Из-за ближнего куста выпрямилась бабенция – такая же распустеха, как и остальные пневские фемины.
– Чего надо, соколик?
Перед этой лучше не юлить – сразу пошлет куда подальше.
– Хотел про Красавца расспросить.
– Так, соколик, по этому делу – не ко мне!
Бабенция смачно потянулась, заложив обе руки за голову.
– К соседке.
– Спасибо.
– Спасибо не булькает.
– А можно полюбопытствовать?
– Задолбал, соколик.
– К вам-то Красавец заглядывал?
– Иди, иди, любопытный.
– Еще раз спасибо.
– Не ошибись – следующая калитка.
И бабенция грузно исчезла за густым силуэтом куста.
Я не торопясь продвинулся вдоль рабицы.
– Эй, есть кто живой?
Кусты и яблони безмолвствовали.
Тронул калитку.
Незаперто.
– Хозяева!
Вошел.
– Люди, ау!
Продвинулся по бетонной выщербленной тропе.
– Ну, чего разорался?
Путь мне преградило малорослое, щуплое существо без груди, бедер и талии.
Но явно легко беременное.
– Все Пнево только о вас и говорит.
– От зависти девки злобствуют.
– А чему завидуют-то?
– Чему-чему – Красавцу моему.
– Вашему?
– Ну не ихнему же. Не виновата я, что мне одной повезло.
– С чем повезло?
– С чем-с чем… К остальным уроды приходили, а ко мне пожаловал Красавец!

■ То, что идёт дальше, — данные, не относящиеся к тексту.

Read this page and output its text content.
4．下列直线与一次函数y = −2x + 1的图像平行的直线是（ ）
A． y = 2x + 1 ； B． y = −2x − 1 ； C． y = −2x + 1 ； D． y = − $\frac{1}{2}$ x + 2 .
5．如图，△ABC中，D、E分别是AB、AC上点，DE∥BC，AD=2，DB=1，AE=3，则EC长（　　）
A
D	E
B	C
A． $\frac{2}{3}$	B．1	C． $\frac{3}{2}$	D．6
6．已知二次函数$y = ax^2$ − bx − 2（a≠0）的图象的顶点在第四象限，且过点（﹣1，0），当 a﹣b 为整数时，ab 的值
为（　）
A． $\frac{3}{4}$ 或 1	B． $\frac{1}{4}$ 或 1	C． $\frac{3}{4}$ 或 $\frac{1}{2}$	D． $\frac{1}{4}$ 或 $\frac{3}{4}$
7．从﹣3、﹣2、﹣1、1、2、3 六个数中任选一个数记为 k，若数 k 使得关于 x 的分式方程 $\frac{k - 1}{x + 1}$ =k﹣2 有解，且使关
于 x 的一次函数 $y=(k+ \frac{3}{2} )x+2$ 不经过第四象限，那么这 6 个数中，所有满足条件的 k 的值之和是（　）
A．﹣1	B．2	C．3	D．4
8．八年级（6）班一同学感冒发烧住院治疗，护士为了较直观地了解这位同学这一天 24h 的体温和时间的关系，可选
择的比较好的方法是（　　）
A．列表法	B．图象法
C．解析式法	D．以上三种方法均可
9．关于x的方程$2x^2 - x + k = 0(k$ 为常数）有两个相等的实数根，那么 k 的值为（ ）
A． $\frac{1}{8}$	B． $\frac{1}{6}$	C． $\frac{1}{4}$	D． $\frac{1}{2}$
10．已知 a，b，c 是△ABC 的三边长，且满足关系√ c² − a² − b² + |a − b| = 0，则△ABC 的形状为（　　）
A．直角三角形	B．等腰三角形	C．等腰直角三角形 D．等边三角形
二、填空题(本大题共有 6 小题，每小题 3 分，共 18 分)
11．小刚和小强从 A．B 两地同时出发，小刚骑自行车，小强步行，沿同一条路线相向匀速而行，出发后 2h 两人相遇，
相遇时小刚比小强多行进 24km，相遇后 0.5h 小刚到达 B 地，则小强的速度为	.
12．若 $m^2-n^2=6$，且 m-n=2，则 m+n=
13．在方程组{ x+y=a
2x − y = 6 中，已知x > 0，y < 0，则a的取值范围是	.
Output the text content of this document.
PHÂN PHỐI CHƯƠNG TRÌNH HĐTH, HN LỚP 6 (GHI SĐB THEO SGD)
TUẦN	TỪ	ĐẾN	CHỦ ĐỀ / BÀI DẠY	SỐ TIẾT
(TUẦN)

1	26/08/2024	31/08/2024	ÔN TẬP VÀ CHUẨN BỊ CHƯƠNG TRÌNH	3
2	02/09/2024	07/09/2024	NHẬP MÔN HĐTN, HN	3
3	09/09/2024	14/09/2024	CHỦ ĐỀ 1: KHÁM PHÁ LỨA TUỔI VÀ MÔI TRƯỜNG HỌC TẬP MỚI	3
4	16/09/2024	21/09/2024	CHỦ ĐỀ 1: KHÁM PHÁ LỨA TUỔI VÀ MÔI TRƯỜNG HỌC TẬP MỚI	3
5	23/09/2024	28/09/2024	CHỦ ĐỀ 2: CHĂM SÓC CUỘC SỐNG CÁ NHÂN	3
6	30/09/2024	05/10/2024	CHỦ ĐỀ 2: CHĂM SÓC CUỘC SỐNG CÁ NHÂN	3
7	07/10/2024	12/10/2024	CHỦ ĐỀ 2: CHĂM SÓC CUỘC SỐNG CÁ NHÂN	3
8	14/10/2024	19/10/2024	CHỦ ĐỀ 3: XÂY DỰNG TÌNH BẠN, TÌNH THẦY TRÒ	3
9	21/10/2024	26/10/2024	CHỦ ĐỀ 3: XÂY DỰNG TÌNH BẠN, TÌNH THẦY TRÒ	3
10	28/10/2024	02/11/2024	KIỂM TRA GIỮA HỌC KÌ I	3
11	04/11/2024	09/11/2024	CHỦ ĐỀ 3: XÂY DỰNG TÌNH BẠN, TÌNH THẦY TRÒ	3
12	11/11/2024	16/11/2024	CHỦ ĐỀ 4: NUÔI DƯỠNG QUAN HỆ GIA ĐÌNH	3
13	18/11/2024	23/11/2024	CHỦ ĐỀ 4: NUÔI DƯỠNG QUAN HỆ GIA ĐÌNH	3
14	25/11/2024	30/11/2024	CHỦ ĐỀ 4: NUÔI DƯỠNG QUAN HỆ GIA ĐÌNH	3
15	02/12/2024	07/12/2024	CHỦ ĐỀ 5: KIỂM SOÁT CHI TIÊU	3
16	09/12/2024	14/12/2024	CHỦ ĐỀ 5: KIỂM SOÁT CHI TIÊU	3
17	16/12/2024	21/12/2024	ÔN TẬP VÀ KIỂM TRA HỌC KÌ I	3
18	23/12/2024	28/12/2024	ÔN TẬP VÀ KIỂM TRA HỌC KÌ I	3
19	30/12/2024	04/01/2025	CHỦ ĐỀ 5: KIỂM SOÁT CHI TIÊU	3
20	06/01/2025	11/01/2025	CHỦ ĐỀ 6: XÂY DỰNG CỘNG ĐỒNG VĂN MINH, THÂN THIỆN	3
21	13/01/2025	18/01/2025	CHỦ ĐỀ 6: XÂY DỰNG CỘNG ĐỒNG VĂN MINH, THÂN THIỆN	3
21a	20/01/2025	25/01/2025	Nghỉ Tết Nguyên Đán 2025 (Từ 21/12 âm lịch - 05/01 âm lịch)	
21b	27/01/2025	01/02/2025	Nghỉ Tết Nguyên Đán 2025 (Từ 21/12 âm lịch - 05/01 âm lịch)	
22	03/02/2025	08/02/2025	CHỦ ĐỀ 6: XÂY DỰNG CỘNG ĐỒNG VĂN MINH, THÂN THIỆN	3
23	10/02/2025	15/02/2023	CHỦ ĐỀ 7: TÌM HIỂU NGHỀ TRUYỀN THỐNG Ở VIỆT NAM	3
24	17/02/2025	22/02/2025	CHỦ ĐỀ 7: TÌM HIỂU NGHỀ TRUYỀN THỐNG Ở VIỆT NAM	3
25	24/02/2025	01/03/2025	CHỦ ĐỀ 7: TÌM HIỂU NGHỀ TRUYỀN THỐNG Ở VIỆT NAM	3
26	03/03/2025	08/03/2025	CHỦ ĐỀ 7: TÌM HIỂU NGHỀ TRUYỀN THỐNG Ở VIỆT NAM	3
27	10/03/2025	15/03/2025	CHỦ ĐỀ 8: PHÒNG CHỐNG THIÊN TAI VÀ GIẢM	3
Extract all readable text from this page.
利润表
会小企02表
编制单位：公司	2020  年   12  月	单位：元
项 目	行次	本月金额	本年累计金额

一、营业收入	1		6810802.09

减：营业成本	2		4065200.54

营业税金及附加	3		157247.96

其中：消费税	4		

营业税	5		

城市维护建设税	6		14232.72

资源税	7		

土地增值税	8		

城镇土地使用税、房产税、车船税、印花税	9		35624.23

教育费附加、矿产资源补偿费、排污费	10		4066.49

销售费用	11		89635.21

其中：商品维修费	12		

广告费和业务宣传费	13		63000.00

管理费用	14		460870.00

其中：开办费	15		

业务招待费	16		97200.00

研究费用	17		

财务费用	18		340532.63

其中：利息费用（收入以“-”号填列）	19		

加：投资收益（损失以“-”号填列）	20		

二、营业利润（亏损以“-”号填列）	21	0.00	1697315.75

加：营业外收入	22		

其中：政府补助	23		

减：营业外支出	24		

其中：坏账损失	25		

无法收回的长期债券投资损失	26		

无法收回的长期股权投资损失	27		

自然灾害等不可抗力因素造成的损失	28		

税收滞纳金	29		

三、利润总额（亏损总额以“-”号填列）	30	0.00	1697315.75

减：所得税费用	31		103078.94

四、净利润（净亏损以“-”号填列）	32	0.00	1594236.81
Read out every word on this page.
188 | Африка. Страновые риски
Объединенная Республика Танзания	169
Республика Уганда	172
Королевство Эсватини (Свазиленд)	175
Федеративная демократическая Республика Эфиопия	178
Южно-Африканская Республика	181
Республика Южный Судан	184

– А вы правда его разглядели?
– Как тебя.
– И после ничегошеньки не забыли?
– А чего там забывать – красавец, он и есть красавец.
– Может, фоторобот составим?
– А этого не хочешь?
Маломерная хозяйка показала мне щуплый кукиш.
– Получи.
– Влюбились в Красавца-то?
Я напирал.
– Признание облегчает вину.
– Ну, и если даже влюбилась…
Хозяйка нехотя отступала.
– Имею полное право любить кого угодно.
– А он-то полюбил?
– Ваше дело не рожать – сунул-вынул, и бежать!
Я продолжал садовый допрос.
– Возраст-то у него хоть какой?
Снова фига.
– Вы раньше с ним пересекались?
Фига.
– Откуда он – из Пнево, Кронино?
Легко беременная внезапно призадумалась.
Я попридержал очередной наводящий вопрос.
– Нет, не садоградский, – сказала маломерная хозяйка. – Точно не здешний. Здесь таких красавцев сроду не водилось.
– Нежный?
– Еще какой нежный.
– Ласковый?
– Лучше и не вспоминать.
– Высокий?
Замлевшая хозяйка ответила традиционным кукишем.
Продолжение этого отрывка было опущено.